Au détour de l'habitude


Extrait

«Je marche le dos en garnotte sur une asphaltade raboteuse. Au-dessus d'une garderie transformée en dépotoir de jouets pour enfants, rue Sansregrets, on grille une clope en calant les fonds de bouteille. Des shorts trop courts, des ravins dans les cuisses, des rouleaux dans les cheveux, des seins fatigués sous une camisole effilochée. Il y a des jours où j'aimerais écrire de la fiction.
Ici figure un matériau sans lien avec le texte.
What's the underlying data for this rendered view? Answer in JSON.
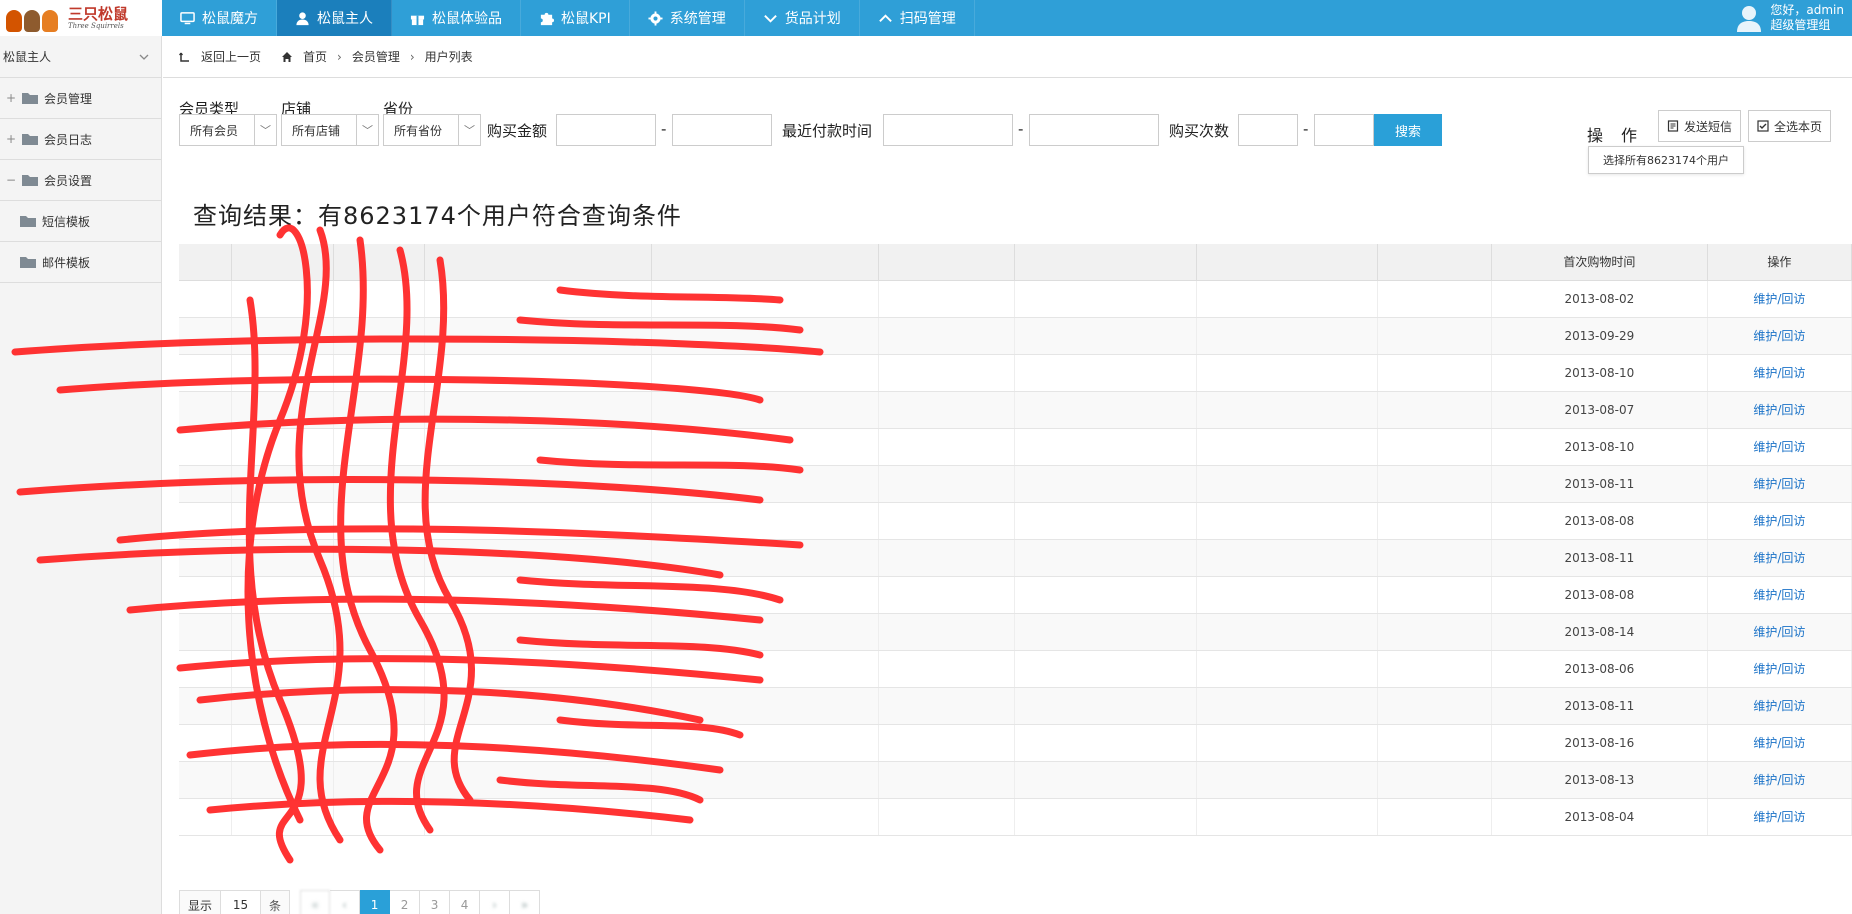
{
  "logo": {
    "text": "三只松鼠",
    "sub": "Three Squirrels"
  },
  "nav": [
    {
      "label": "松鼠魔方",
      "icon": "monitor-icon",
      "active": false
    },
    {
      "label": "松鼠主人",
      "icon": "user-icon",
      "active": true
    },
    {
      "label": "松鼠体验品",
      "icon": "gift-icon",
      "active": false
    },
    {
      "label": "松鼠KPI",
      "icon": "puzzle-icon",
      "active": false
    },
    {
      "label": "系统管理",
      "icon": "gear-icon",
      "active": false
    },
    {
      "label": "货品计划",
      "icon": "chevron-down-icon",
      "active": false
    },
    {
      "label": "扫码管理",
      "icon": "chevron-up-icon",
      "active": false
    }
  ],
  "user": {
    "greeting": "您好，admin",
    "role": "超级管理组"
  },
  "sidebar": {
    "title": "松鼠主人",
    "items": [
      {
        "label": "会员管理",
        "toggle": "+"
      },
      {
        "label": "会员日志",
        "toggle": "+"
      },
      {
        "label": "会员设置",
        "toggle": "−"
      },
      {
        "label": "短信模板",
        "toggle": ""
      },
      {
        "label": "邮件模板",
        "toggle": ""
      }
    ]
  },
  "breadcrumb": {
    "back": "返回上一页",
    "home": "首页",
    "section": "会员管理",
    "current": "用户列表"
  },
  "filters": {
    "member_type_label": "会员类型",
    "member_type_value": "所有会员",
    "store_label": "店铺",
    "store_value": "所有店铺",
    "province_label": "省份",
    "province_value": "所有省份",
    "amount_label": "购买金额",
    "last_pay_label": "最近付款时间",
    "count_label": "购买次数",
    "dash": "-",
    "search_button": "搜索"
  },
  "operations": {
    "label": "操作",
    "send_sms": "发送短信",
    "select_page": "全选本页",
    "tooltip": "选择所有8623174个用户"
  },
  "result_text": "查询结果：有8623174个用户符合查询条件",
  "table": {
    "headers": [
      "",
      "",
      "",
      "",
      "",
      "",
      "",
      "",
      "",
      "首次购物时间",
      "操作"
    ],
    "action_label": "维护/回访",
    "first_purchase": [
      "2013-08-02",
      "2013-09-29",
      "2013-08-10",
      "2013-08-07",
      "2013-08-10",
      "2013-08-11",
      "2013-08-08",
      "2013-08-11",
      "2013-08-08",
      "2013-08-14",
      "2013-08-06",
      "2013-08-11",
      "2013-08-16",
      "2013-08-13",
      "2013-08-04"
    ]
  },
  "pager": {
    "show": "显示",
    "size": "15",
    "unit": "条",
    "current": "1",
    "pages": [
      "2",
      "3",
      "4"
    ]
  }
}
     La vie reprend son cours dans le quartier. Les ruelles dégèlent et font dorer leurs vieilles seringues au soleil tandis que "le grand sémaphore des cordes à linge", comme l'a écrit Carpentier, recommence à se faire bavard. Les chats minaudent avec les bouteilles de Jack et les mufflers de char. On balaie l'entrée du garage en traînant les pieds. On s'enduit les mains de graisse et de rouille - c'est déjà l'été qui commence.
     Dans un coin de brique et de clôture, on planifie sécher un après-midi de cours tandis qu'ailleurs on fond en larmes en raccrochant le téléphone. Je me surprends, juste assez pour m'arrêter, à regarder des petites mains peintes le long des murs de la ruelle. À la fin des classes, les kids vont recommencer à se rassembler jusqu'à l'heure du souper, pour y dessiner à la craie des jeux de marelle et des injures. Ils vont faire du bruit et vivre, jusqu'à l'heure du souper.»